走过时光

时光就是游走在黑暗中的一只手,在你浑浑噩噩之中,悄然物走星移。不论是你曾熟烂于心的文字还是明确见到的影像,那些平日里未曾发觉的东西埋入你心,都开始在这黑暗中叫嚣……

台灯下,光与影将我的思绪抽丝剥茧,让我回忆起了我的外婆。在小时候,我被送到乡下,与外婆生活在一起。她陪伴我度过了无数个虫声鸣叫的夜晚。外婆有一个特点,就是不论四季她手中都持着一把破旧的蒲扇。早晨的晨光熹微她在扇,夜晚的繁星点点她也再扇。外婆家中有一处虽杂草丛生却也绿意盎然的院子,她那时最爱和我并肩坐在石阶上,嘴中念叨着的是我早已听了成千上万遍的事。我还记得她说“你出生时都黑成了一坨碳,现在长的倒也挺白。”她说“你外公很早就走了,就剩我一个把你妈拉扯大。”她说“等到了明年树林里的陈山楂饱满了,外婆摘给你吃好不好?”外婆每每见我听得不走心,便又摇起蒲扇。

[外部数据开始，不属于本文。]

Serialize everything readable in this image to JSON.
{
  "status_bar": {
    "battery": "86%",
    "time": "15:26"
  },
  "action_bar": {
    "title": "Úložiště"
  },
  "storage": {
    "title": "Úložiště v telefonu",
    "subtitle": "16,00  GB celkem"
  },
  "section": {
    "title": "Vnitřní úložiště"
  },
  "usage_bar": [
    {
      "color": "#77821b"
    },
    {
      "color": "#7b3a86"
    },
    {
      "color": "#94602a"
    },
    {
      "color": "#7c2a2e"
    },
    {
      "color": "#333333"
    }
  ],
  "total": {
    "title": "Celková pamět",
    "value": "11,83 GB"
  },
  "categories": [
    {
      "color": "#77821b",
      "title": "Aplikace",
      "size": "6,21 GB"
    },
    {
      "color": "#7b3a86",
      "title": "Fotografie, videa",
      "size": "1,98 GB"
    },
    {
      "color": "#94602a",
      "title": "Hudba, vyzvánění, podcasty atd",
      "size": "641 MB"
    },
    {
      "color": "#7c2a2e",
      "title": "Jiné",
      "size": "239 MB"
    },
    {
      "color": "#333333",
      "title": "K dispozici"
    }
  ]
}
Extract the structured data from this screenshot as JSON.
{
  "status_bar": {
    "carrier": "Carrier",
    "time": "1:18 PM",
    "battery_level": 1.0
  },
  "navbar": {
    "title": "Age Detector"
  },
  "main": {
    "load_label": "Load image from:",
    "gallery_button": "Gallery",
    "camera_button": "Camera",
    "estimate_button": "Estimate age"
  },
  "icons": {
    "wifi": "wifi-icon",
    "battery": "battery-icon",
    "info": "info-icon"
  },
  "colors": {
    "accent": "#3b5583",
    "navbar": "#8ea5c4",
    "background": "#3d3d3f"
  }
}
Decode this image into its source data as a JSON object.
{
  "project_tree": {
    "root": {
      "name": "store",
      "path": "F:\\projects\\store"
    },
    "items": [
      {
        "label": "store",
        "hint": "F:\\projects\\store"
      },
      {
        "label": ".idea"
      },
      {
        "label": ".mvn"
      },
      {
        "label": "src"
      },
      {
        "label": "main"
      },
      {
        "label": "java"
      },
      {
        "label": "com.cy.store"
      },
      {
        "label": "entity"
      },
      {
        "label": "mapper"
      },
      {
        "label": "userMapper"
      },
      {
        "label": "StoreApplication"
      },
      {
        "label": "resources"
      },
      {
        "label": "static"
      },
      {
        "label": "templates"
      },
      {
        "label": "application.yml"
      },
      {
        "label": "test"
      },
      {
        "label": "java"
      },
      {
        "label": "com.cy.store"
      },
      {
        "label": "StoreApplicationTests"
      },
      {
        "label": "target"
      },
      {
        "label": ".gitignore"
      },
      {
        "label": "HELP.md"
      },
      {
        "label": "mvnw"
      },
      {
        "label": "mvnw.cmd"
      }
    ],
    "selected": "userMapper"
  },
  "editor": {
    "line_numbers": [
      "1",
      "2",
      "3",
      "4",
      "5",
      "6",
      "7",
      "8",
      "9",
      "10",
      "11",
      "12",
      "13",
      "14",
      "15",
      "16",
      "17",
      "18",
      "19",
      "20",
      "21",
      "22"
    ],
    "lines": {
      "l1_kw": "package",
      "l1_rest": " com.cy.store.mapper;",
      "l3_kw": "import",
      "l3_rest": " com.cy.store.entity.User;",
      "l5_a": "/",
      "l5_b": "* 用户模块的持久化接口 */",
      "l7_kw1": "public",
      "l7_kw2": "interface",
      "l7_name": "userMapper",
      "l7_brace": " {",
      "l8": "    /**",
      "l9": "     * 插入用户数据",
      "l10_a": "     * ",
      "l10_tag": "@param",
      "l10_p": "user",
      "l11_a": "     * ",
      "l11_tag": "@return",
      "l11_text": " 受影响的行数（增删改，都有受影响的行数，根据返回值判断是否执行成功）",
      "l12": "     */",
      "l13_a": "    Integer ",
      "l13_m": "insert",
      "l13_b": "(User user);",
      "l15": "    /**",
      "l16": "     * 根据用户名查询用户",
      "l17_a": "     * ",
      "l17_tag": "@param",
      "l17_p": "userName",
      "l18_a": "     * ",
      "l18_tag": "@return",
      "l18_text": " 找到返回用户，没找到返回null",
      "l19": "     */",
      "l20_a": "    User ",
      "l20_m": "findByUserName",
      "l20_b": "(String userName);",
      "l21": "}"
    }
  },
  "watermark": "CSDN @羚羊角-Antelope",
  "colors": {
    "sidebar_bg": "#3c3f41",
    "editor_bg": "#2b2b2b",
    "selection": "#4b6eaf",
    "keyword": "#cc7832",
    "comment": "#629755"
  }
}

凉凉的风拂过我的脸颊,甚是惬意。月光下,我与外婆的身影清楚地定格了下来。

现在的我依旧想念那陈山楂的美好与鲜甜。那陈山楂看似鲜红饱满实则很苦。但外婆有一双神奇的手,能把苦涩难耐的陈山楂变得滋润香甜。这些都是外婆给予我的美好。

时光犹如一头猛兽,冲破了岁月的囚笼,嘶吼着,咆哮着,用它的声音来淹没这人世的变幻。它脚下踏着岁月的尘埃,留下儿时的我和年轻的外婆迷失在风沙的混沌中。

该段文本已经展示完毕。